Early estimates for short-term business statistics with ML models for statistical units prediction
Conference
65th ISI World Statistics Congress 2025
Format: IPS Abstract - WSC 2025
Keywords: business-survey, machine learning, nowcasting, timeliness;
Session: IPS 799 - Real-World Machine Learning Applications in Official Statistics
Thursday 9 October 10:50 a.m. - 12:30 p.m. (Europe/Amsterdam)
Abstract
Timeliness stands as one of the main concerns regarding survey-based official statistics, despite their quality and the contrasted methodological support to account for their accuracy through design-based inference. Data collection, data editing, and population aggregates estimation take usually too long for increasingly demanding user needs. Resourcing to new data sources (mainly digital) are frequently posed as potential solutions even at the cost of accuracy and, thus, reliability.
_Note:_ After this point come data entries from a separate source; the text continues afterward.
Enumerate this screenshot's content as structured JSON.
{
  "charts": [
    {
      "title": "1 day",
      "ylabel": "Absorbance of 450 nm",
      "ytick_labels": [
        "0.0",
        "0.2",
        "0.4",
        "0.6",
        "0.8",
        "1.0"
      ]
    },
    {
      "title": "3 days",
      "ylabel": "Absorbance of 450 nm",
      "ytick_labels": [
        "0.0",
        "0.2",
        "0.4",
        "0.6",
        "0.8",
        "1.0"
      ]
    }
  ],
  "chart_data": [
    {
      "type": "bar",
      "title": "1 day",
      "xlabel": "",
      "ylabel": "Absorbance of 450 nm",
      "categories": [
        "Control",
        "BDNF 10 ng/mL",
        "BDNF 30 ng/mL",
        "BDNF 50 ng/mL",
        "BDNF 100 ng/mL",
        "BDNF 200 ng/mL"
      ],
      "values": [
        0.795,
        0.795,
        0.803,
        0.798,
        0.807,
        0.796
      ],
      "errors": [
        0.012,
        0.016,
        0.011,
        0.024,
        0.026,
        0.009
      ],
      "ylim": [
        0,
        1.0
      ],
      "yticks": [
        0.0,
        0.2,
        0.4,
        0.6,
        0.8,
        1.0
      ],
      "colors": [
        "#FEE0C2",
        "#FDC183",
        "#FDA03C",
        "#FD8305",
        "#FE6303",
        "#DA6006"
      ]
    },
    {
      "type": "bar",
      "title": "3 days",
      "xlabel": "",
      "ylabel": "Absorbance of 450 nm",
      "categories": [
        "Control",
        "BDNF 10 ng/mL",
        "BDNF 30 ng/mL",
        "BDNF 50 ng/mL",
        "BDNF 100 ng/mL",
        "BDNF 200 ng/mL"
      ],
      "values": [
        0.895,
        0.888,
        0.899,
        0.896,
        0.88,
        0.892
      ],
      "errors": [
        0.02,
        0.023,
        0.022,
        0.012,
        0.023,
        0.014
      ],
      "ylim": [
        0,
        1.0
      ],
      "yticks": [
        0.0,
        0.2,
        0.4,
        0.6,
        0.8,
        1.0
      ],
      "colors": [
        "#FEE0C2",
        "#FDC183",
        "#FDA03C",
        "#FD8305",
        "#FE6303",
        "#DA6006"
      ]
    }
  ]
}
We suggest to make use of the predictive power of statistical learning models on survey data to reconstruct a synthetic version of the microdata while these production phases are executed, so that aggregation and estimation procedures can similarly be conducted producing early and timely estimates of the population aggregates of interest. We call this early imputation. We present ongoing proofs of concept using the Spanish Industrial Turnover Index survey, improving timeliness by several weeks. We also discuss about related issues as the uncertainty estimation and the potential reduction of response burden.